Consumer or Enterprise Drives for RAID? (Part 2 of 2)

Monday, July 4, 2011 at 9:03 AM

In my last post, I described a couple of "ideal" scenarios that involved a standalone consumer-class hard drive, along with enterprise-class drives connected to a RAID controller. For the big finale, let’s look at the non-ideal scenario:

Scenario #3: Let’s say your data is stored on a RAID array using consumer-class drives.

You go to print your paper and one of the hard drives is unable to read a sector. What happens now? As mentioned previously, consumer-class drives don't give up quickly. On the flip-side, RAID controllers don't have much patience. After a handful of seconds, the controller says “that drive is not responding to commands so it must have failed, I’m going to kick it out of the array and get on with my day”. The controller detaches the drive from the array and recreates the missing data from the remaining drives and you’re able to print your paper.

So far that’s not such a bad thing, at least as far as your paper is concerned. You were able to print it out and go on your way. Due to the nature of RAID, all you should have to do is put a new hard drive back into the array and it will rebuild your parity data from the other drives. Right?

Unfortunately, this leaves you in a somewhat precarious position. The data on your array is now at risk (assuming RAID5). You don’t have any redundancy until the array can be completely rebuilt. What are the chances that you’d have 2 drives fail at the same time? Pretty low. What about the chances of there being a single read-error on one of the two remaining consumer-class drives during the rebuild process? Much greater. And guess what happens when one of those other drives encounters a read error, takes heroic measures to get it, and the controller kicks it out of the array? Very, very bad news for your data. Kiss it goodbye and you better have backups.

Scenario #4: Let’s compare this same situation using enterprise-class drives. You go to print, there’s a read-error on one of the drives, the drive gives up after 7 seconds and notifies the controller, the controller recreates the data from that one sector by using data from the other drives and ALL of your drives stay in the array! The controller can re-create the missing data from the other drives, write it somewhere else on this other drive, and you’re as good as new!

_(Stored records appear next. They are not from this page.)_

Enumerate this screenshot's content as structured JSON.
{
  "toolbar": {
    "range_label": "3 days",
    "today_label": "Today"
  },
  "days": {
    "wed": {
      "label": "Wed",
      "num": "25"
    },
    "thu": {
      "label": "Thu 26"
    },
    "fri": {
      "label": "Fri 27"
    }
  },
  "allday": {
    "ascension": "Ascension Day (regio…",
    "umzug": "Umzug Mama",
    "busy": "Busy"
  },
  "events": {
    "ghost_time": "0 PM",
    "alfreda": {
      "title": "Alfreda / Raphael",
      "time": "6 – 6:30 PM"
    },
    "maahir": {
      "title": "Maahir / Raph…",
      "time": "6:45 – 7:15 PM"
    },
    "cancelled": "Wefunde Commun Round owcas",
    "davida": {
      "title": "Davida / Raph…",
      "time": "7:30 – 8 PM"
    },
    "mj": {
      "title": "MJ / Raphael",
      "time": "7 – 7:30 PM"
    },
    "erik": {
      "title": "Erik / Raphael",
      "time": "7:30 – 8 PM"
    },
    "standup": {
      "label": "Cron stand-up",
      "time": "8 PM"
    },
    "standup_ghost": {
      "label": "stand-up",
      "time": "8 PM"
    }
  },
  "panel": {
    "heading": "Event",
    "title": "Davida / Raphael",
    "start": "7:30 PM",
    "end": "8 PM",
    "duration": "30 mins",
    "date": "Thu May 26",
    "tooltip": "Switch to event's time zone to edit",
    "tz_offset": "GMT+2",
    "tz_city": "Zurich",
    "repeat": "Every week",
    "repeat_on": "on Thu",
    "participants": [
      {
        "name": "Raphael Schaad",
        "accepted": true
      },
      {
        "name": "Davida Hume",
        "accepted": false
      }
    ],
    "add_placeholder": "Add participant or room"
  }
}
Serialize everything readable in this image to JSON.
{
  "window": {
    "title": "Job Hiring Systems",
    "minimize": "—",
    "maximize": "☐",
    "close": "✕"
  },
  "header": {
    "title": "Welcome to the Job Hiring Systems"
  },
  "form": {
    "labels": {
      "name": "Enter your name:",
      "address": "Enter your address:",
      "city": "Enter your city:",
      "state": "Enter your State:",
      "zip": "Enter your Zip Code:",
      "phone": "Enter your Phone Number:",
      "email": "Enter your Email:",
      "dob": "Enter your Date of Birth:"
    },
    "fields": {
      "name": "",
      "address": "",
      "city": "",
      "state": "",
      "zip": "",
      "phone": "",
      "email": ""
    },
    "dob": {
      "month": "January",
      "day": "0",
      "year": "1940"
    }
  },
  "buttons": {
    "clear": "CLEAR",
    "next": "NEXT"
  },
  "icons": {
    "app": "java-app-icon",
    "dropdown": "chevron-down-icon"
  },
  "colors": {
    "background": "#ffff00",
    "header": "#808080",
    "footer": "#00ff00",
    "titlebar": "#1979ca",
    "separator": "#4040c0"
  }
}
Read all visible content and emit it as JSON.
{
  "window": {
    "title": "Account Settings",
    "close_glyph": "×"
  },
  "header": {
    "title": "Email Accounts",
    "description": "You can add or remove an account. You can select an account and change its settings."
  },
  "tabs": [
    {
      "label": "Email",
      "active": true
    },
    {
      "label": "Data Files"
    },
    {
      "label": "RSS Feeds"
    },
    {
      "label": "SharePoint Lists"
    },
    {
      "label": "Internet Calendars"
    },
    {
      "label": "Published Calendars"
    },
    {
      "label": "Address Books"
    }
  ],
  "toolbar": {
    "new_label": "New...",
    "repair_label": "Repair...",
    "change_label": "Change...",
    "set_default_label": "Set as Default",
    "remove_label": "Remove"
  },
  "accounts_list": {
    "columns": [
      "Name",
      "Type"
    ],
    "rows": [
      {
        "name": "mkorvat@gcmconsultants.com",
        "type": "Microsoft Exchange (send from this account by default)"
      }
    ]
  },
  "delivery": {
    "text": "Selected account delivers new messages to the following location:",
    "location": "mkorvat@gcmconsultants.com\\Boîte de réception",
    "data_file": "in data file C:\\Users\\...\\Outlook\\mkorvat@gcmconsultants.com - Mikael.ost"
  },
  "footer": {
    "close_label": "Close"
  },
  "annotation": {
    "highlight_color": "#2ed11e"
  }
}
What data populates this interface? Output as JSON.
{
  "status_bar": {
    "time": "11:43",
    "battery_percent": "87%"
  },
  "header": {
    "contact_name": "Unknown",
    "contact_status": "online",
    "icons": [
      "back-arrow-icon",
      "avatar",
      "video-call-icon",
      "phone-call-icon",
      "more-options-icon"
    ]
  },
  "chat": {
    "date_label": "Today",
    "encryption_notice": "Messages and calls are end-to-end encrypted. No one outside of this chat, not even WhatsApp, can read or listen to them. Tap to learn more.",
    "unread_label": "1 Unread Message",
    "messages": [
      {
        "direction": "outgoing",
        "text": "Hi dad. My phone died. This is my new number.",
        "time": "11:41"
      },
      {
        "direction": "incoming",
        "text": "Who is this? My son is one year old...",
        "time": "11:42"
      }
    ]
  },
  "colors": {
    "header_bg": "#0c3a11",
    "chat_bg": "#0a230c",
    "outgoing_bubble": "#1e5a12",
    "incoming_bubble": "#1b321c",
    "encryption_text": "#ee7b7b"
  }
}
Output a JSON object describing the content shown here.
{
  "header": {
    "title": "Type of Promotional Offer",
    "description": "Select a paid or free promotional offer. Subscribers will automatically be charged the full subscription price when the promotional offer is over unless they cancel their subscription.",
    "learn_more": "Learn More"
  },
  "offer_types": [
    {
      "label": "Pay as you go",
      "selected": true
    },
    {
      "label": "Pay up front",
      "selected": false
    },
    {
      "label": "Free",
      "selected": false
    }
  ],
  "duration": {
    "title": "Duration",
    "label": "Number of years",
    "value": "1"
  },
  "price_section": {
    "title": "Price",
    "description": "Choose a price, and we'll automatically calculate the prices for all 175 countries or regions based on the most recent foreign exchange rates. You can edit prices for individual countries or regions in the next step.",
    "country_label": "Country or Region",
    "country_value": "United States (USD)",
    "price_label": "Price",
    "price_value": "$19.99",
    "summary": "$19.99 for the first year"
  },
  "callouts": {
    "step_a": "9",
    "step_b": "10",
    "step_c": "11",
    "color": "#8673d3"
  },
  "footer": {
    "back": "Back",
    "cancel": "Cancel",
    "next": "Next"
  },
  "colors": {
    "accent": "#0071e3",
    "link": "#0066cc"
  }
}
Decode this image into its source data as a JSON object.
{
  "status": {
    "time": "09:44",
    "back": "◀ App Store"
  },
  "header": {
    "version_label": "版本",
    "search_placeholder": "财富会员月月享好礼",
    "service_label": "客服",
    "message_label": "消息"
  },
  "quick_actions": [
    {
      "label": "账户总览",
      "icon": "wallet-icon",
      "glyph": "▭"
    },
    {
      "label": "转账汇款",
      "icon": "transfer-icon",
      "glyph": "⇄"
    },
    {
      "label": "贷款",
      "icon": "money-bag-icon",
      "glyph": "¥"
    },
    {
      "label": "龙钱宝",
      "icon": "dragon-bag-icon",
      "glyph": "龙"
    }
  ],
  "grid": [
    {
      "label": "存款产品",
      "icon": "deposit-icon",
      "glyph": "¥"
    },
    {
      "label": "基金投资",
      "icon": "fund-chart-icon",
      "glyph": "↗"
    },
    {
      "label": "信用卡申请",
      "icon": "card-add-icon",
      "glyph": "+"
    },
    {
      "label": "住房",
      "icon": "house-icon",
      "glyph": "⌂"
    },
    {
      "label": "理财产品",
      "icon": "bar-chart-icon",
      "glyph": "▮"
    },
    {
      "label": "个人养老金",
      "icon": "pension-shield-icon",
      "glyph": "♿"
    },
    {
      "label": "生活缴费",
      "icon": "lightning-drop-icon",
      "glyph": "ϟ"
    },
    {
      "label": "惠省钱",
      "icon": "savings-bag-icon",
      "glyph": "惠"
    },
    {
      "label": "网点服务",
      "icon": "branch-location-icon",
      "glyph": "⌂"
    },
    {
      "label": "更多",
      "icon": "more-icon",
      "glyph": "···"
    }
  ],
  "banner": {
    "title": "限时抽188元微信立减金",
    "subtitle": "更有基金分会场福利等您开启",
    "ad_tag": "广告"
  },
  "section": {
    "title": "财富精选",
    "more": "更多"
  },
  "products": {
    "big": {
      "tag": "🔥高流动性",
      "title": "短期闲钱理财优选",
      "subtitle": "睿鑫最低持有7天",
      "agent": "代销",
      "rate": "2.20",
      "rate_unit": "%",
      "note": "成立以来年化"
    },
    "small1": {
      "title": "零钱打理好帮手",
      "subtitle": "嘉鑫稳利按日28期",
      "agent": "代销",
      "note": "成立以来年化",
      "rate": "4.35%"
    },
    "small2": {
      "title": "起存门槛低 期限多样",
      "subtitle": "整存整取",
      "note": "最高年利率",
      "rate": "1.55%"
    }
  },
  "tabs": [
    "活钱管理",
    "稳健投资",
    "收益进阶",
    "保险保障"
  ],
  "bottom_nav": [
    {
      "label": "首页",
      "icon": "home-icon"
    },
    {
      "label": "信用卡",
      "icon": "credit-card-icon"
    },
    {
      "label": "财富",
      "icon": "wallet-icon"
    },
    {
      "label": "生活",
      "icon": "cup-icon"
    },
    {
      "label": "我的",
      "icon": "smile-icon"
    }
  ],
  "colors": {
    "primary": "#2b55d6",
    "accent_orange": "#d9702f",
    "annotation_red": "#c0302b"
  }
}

The moral of the story is: TLER/CCTL/ERC ensures that your hard drives stay in the array even when they encounter an error. Consumer-class drives are much more likely to be kicked out of an array under similar circumstances – and that’s bad news for your data.

This happened to me with some slight variations. I was using RAID6, which preserves data even with 2 drive failures. When one drive failed, I replaced it with a different one. During the rebuilt, another drive was kicked out of the array, and during a subsequent rebuild a 3rd drive was kicked out as well. This toasted the data on my array. It took weeks, $$$, and a lot of time to gather that data back together – probably a lot more than the cost delta between consumer-class and enterprise-class drives, and definitely more than a decent backup solution.

I've since moved to a ZFS-based storage appliance (NexentaStor) and religiously backup all of my data.